In my post about “Pinging“, I talked about a rather simple method to track when spiders came to your website. At that time, my method was just viewing the “Latest Visitors” page within CPanel. And basically refreshing it waiting for a spider to come. At this point, I was merely checking whether doing a “ping” actually did anything. I wasn’t trying to track how often it came, or what pages it came to over a certain time period, just that it came when I called.
Well the other day someone pointed me in the direction of the “Spider Tracker” wordpress plugin. This plugin does exactly what it says on the box. It tracks spiders crawl rates across your blog. I recommend if you are going to install it on your own WordPress blog, use the plugin installer built into the admin section.
By default, it just tracks Yahoo, Google and Bing bots. But you can add any user agent’s you wish to track, and it will track these aswell. So in reality, you could use it to track anything with a unique user agent. If you were super adventurous, you could track things like Blackberry or IPhone visits. I don’t know why you would, but you could!
Like always.
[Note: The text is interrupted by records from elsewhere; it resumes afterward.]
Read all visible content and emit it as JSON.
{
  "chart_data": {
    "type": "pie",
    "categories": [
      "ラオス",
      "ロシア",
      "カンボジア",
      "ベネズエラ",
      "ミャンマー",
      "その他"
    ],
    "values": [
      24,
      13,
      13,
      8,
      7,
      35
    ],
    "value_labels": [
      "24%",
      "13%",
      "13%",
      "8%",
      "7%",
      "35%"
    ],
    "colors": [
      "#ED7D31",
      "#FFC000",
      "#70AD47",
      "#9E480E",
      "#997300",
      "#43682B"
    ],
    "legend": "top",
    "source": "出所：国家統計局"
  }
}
When I install something new I want to see it working instantly! Unfortunately I did have to wait a bit for Google to come, and when it did I noticed odd patterns in it’s crawling. It never really seemed to crawl pages that are linked from external URL’s. Im sure eventually it will, but most, if not all the crawls I saw happening were just random checks by Google to (What looks like) check if the URL is still up, and if any changes have happened.
![]()
You can see that it is going to page 18 of the blog. I can assure you, there is no external URL’s pointing to that page. And logically, it should only be internally linked from page 17, and page 19. So I am rather surprised Google knows about it at all. There were other crawls much like this one, to old old posts of mine, that have no outside links pointing to them at all.
I don’t really know the answer to it, but it does seem to be Google just coming back and checking on a page at random. I know alot of people have theories about how PageRank factors into this. Like the higher your pagerank, the more often Google will come back and check on that page out of the blue. I’m not quite ready to wade (get it!) into that debate yet, but it is interesting.
Aswell as Google, Yahoo has done pretty much the same thing. Come back and crawled random pages that don’t have any external links pointing to them. Unfortunately the plugin doesn’t track where the spider came from (Can it even?), so I can’t tell if it came from an external link, or just randomly. But certainly from the pages, it is random.
I’m going to leave it running for a week, and see what sort of patterns Google comes a knocking for.


directly after installing this, googlebot was visiting page 71 !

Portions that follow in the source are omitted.